Kerberos authentication

Kerberos is a network authentication protocol that uses strong cryptography for authentication and authorization for client/server applications. Cloud Pak for Data supports Kerberos in multiple connections to remote data sources. See Kerberos authentication in Cloud Pak for Data.

Cloud Pak for Data credentials

If you don't want users to use or view data source credentials, use Cloud Pak for Data credentials:

Some data sources allow users to use their Cloud Pak for Data credentials for authentication. Users log in to Cloud Pak for Data and never enter credentials for the data source connection. If they change their Cloud Pak for Data password, they don't need to change the password for each data source connection. The Use my platform login credentials option is available only if the respective service is deployed on the instance of Cloud Pak for Data where the users create the connection. For the list of data sources that support Cloud Pak for Data (JWT) credentials, see Authentication and authorization.

SSL in data source connections

Some data sources require you to use SSL for secure communication. Each data source has its own SSL certificate. Other data sources support SSL but do not require it. Ensure that you understand what information you need to provide to communicate securely with your data source.

You can also set up secrets and vaults to store SSL certificates. (SSL certificates can have their own secrets so you can use secrets for credentials, SSL certificates, or both.) Cloud Pak for Data includes an internal vault that is accessible through the Credentials and Secrets API. An administrator can enable the vaults interface so that users can add secrets to the internal vault from the web client or use secrets from an external vault, such as CyberArk or HashiCorp. For setup information and the list of services that support connections that use secrets from vaults, see Managing secrets and vaults.

For more information about encryption and SSL, see Encryption.

FAQs

Q: My data is stored in several data sources. How can I find out whether Cloud Pak for Data supports the data sources?

A: Check whether the data sources are listed in Connection types.


Q: The data source that I use is not supported by Cloud Pak for Data. What can I do?

A: A Cloud Pak for Data administrator can upload the JDBC JAR files so that users create a Generic JDBC connection to the data source. Make sure that you test the connection and that it works in the services and tools that you plan to use.


Q: If I want to transform my data with ETL, and then analyze the data in a data-modeling tool. How do I know which tools support my data source?

A: You can use DataStage® for ETL tasks. One of the available modeling tools is the AutoAI graphical tool in Watson Studio. See the section for Supported connection types by tool at Connection types for analytics projects and catalogs and confirm that the data source is supported by both services and tools.
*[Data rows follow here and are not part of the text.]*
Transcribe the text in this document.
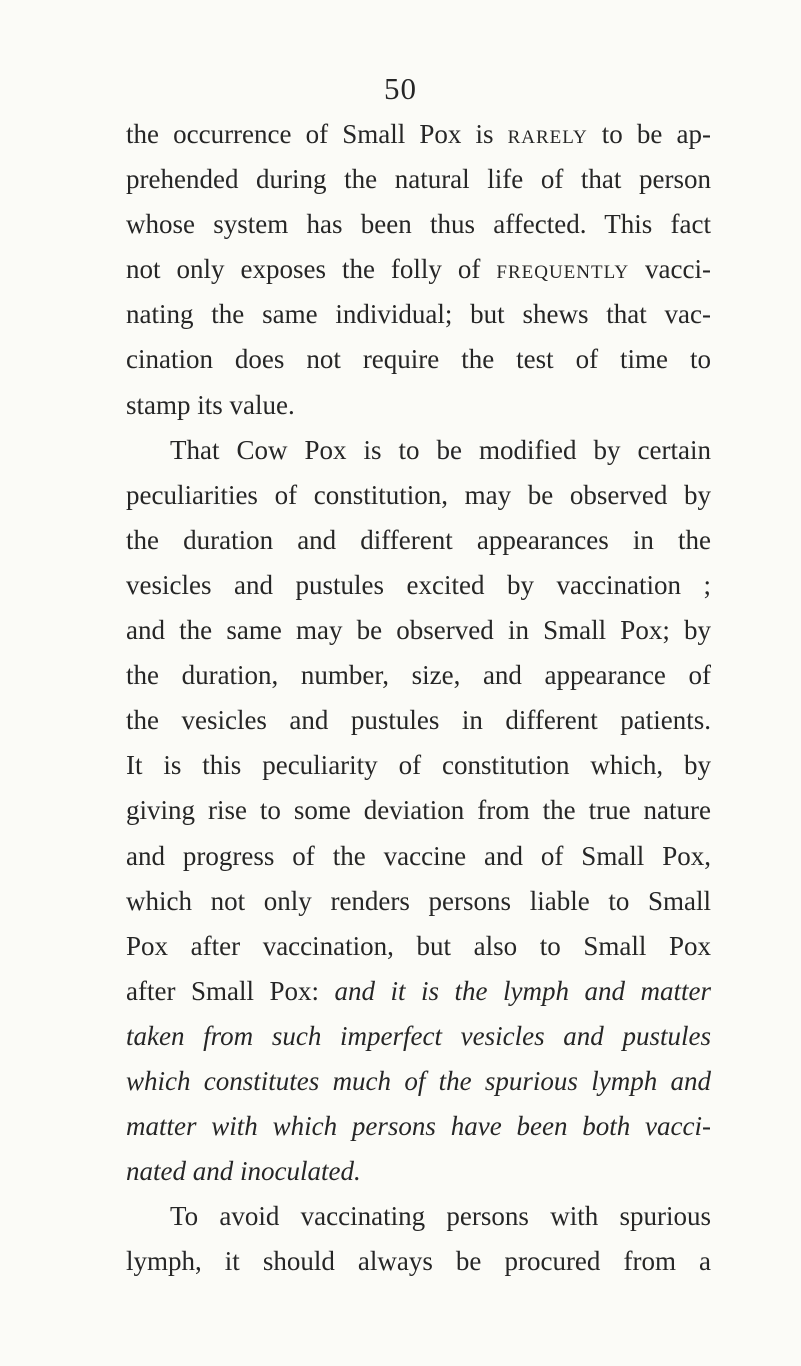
50
the occurrence of Small Pox is rarely to be ap-
prehended during the natural life of that person
whose system has been thus affected. This fact
not only exposes the folly of frequently vacci-
nating the same individual; but shews that vac-
cination does not require the test of time to
stamp its value.
That Cow Pox is to be modified by certain
peculiarities of constitution, may be observed by
the duration and different appearances in the
vesicles and pustules excited by vaccination ;
and the same may be observed in Small Pox; by
the duration, number, size, and appearance of
the vesicles and pustules in different patients.
It is this peculiarity of constitution which, by
giving rise to some deviation from the true nature
and progress of the vaccine and of Small Pox,
which not only renders persons liable to Small
Pox after vaccination, but also to Small Pox
after Small Pox: and it is the lymph and matter
taken from such imperfect vesicles and pustules
which constitutes much of the spurious lymph and
matter with which persons have been both vacci-
nated and inoculated.
To avoid vaccinating persons with spurious
lymph, it should always be procured from a
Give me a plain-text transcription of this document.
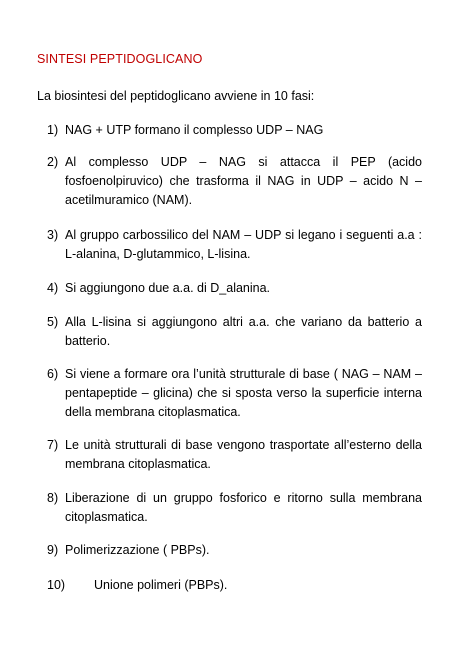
SINTESI PEPTIDOGLICANO
La biosintesi del peptidoglicano avviene in 10 fasi:
1) NAG + UTP formano il complesso UDP – NAG
2) Al complesso UDP – NAG si attacca il PEP (acido fosfoenolpiruvico) che trasforma il NAG in UDP – acido N – acetilmuramico (NAM).
3) Al gruppo carbossilico del NAM – UDP si legano i seguenti a.a : L-alanina, D-glutammico, L-lisina.
4) Si aggiungono due a.a. di D_alanina.
5) Alla L-lisina si aggiungono altri a.a. che variano da batterio a batterio.
6) Si viene a formare ora l’unità strutturale di base ( NAG – NAM – pentapeptide – glicina) che si sposta verso la superficie interna della membrana citoplasmatica.
7) Le unità strutturali di base vengono trasportate all’esterno della membrana citoplasmatica.
8) Liberazione di un gruppo fosforico e ritorno sulla membrana citoplasmatica.
9) Polimerizzazione ( PBPs).
10)	Unione polimeri (PBPs).
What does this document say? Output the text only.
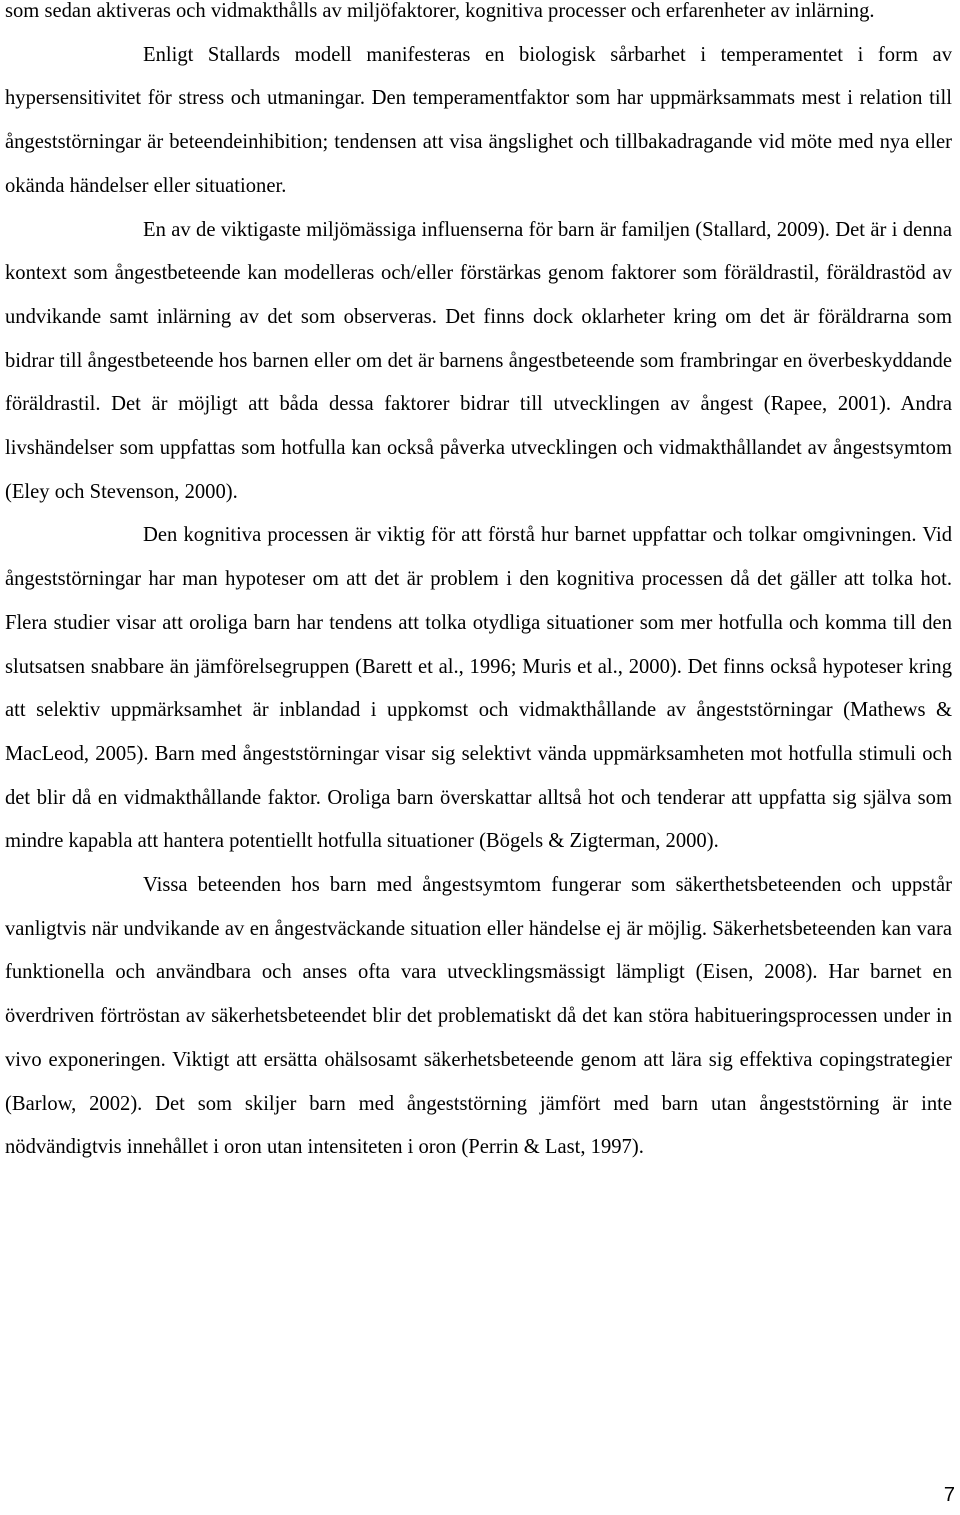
som sedan aktiveras och vidmakthålls av miljöfaktorer, kognitiva processer och erfarenheter av inlärning.

Enligt Stallards modell manifesteras en biologisk sårbarhet i temperamentet i form av hypersensitivitet för stress och utmaningar. Den temperamentfaktor som har uppmärksammats mest i relation till ångeststörningar är beteendeinhibition; tendensen att visa ängslighet och tillbakadragande vid möte med nya eller okända händelser eller situationer.

En av de viktigaste miljömässiga influenserna för barn är familjen (Stallard, 2009). Det är i denna kontext som ångestbeteende kan modelleras och/eller förstärkas genom faktorer som föräldrastil, föräldrastöd av undvikande samt inlärning av det som observeras. Det finns dock oklarheter kring om det är föräldrarna som bidrar till ångestbeteende hos barnen eller om det är barnens ångestbeteende som frambringar en överbeskyddande föräldrastil. Det är möjligt att båda dessa faktorer bidrar till utvecklingen av ångest (Rapee, 2001). Andra livshändelser som uppfattas som hotfulla kan också påverka utvecklingen och vidmakthållandet av ångestsymtom (Eley och Stevenson, 2000).

Den kognitiva processen är viktig för att förstå hur barnet uppfattar och tolkar omgivningen. Vid ångeststörningar har man hypoteser om att det är problem i den kognitiva processen då det gäller att tolka hot. Flera studier visar att oroliga barn har tendens att tolka otydliga situationer som mer hotfulla och komma till den slutsatsen snabbare än jämförelsegruppen (Barett et al., 1996; Muris et al., 2000). Det finns också hypoteser kring att selektiv uppmärksamhet är inblandad i uppkomst och vidmakthållande av ångeststörningar (Mathews & MacLeod, 2005). Barn med ångeststörningar visar sig selektivt vända uppmärksamheten mot hotfulla stimuli och det blir då en vidmakthållande faktor. Oroliga barn överskattar alltså hot och tenderar att uppfatta sig själva som mindre kapabla att hantera potentiellt hotfulla situationer (Bögels & Zigterman, 2000).

Vissa beteenden hos barn med ångestsymtom fungerar som säkerthetsbeteenden och uppstår vanligtvis när undvikande av en ångestväckande situation eller händelse ej är möjlig. Säkerhetsbeteenden kan vara funktionella och användbara och anses ofta vara utvecklingsmässigt lämpligt (Eisen, 2008). Har barnet en överdriven förtröstan av säkerhetsbeteendet blir det problematiskt då det kan störa habitueringsprocessen under in vivo exponeringen. Viktigt att ersätta ohälsosamt säkerhetsbeteende genom att lära sig effektiva copingstrategier (Barlow, 2002). Det som skiljer barn med ångeststörning jämfört med barn utan ångeststörning är inte nödvändigtvis innehållet i oron utan intensiteten i oron (Perrin & Last, 1997).

7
Q: What are "private" and "public" connections and how do they differ from connections with "personal" or "shared" credentials?

A: If you add a data source connection to Watson Knowledge Catalog, you can mark the connection as public or private. See Controlling access to an asset in a catalog.

When you create the connection to a data source, you can select either personal or shared credentials. By default, connections are shared and the credentials that are entered by the creator of the connection are available to all other users when they access data with the connection. With personal credentials, each user enters their own credentials when they create a new connection or when they use the connection to access data. An administrator can disable shared credentials.


Q: How do I know whether my organization should create connections at the platform level or at the service level?

A: Platform-level connections are preferred because users can use the same connections with multiple services or across projects. For example, you can use the same connection with Data Refinery (included in the Watson Studio or the Watson Knowledge Catalog services) to prepare the data, and then use the output in Cognos® Analytics to create a dashboard. For information about platform-level connections, Connecting to data sources at the platform level.